Starbucks officials are very excited with the reception of Mobile Order & Pay, and expect the complete rollout to all of its 7,400 U.S. stores by the end of September. It has raised customer engagement levels significantly, according to CFO Scott Maw, who spoke at the Goldman Sachs Global Retailing Conference on Sept. 10.
“What we’re seeing around Mobile Order & Pay is we’re seeing incrementality broadly across all the store types, and we’re seeing increased incrementality and increased overall metrics as we roll different waves, so every wave is stronger than the one before and I think that’s due to the fact that we’re getting a little bit better operationally on how to execute this,” Maw said, according to Seeking Alpha. “In our busiest stores at peak, if you take the 20% busiest stores that we have, we’re seeing significantly more incrementality and significantly more transactions from a Mobile Order & Pay. On the customer point it’s really important. As you can imagine, we measure customer satisfaction across a number of dimensions all the time. But pre-Mobile Order & Pay we can measure customer satisfaction in those stores just before it launches, then we can measure it afterward and there is a significant uptick due to Mobile Order & Pay.”
Maw said that Starbucks is still in the “early innings” when it comes to analytics connected to 1-to-1 marketing and related partnerships.

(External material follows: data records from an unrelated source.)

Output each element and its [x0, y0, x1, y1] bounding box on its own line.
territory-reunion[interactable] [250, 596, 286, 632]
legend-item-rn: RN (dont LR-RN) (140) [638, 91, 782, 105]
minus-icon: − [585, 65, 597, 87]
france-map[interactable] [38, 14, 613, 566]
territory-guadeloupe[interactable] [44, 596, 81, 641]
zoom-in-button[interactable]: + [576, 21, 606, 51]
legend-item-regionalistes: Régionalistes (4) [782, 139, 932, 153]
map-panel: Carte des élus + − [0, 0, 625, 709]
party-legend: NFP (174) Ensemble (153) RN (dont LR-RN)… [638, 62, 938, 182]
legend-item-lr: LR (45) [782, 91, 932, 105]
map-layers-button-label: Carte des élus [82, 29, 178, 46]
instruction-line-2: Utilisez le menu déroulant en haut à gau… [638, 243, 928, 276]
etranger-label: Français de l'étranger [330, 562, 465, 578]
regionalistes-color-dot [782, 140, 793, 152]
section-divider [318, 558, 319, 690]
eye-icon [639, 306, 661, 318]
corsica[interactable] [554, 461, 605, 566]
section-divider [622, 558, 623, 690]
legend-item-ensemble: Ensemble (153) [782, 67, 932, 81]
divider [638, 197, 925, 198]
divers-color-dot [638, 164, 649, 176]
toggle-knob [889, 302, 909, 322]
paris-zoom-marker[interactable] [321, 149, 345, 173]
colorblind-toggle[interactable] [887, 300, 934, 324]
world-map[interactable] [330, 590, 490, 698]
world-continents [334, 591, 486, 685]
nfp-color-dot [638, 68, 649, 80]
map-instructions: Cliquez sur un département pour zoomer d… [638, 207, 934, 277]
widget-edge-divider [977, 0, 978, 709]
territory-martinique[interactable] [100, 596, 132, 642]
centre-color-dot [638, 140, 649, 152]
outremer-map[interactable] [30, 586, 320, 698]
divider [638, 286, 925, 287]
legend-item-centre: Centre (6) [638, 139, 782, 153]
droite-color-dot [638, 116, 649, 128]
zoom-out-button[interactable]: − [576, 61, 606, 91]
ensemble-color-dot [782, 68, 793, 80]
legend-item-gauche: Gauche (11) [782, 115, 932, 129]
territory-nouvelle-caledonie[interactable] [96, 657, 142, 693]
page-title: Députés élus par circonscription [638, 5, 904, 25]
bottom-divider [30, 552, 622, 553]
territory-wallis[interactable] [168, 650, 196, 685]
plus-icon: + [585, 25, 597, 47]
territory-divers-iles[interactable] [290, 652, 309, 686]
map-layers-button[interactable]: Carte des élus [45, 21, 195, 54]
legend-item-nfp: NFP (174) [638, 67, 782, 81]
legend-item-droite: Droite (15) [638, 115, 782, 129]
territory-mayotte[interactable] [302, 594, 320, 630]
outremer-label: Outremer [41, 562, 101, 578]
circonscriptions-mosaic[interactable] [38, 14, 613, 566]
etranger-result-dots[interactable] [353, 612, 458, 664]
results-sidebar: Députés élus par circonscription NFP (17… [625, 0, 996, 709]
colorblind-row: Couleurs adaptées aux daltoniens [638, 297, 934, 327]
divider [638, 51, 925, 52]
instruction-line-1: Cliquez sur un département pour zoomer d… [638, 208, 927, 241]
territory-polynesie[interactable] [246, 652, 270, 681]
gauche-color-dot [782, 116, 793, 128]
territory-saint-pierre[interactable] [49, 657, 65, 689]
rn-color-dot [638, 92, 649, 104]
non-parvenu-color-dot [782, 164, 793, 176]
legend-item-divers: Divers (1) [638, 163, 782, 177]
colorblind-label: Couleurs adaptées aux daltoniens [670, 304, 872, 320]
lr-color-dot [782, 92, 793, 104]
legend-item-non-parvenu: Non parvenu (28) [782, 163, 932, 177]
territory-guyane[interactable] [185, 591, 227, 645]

“My Starbucks Rewards has been around for a while and it’s been successful for a while,” Maw explained. “We have 30% of our transactions that are on My Starbucks Rewards so I think we have tremendous momentum there. The real opportunity is how do we get to the next stage. If you look at the 1-to-1 marketing, the improvements that we’ve driven really under Matt Ryan’s leadership since he’s come in from Disney over the last couple of years in harnessing the data, being much quicker and much more segmented and specific in how we market to different groups of customers, much quicker in integrating the feedback we get from those marketing efforts. Updating and tweaking the analytics and then making a new offer, all of that is significantly better than it was a couple of years ago, but I would say we’re in the early innings, maybe second inning there.”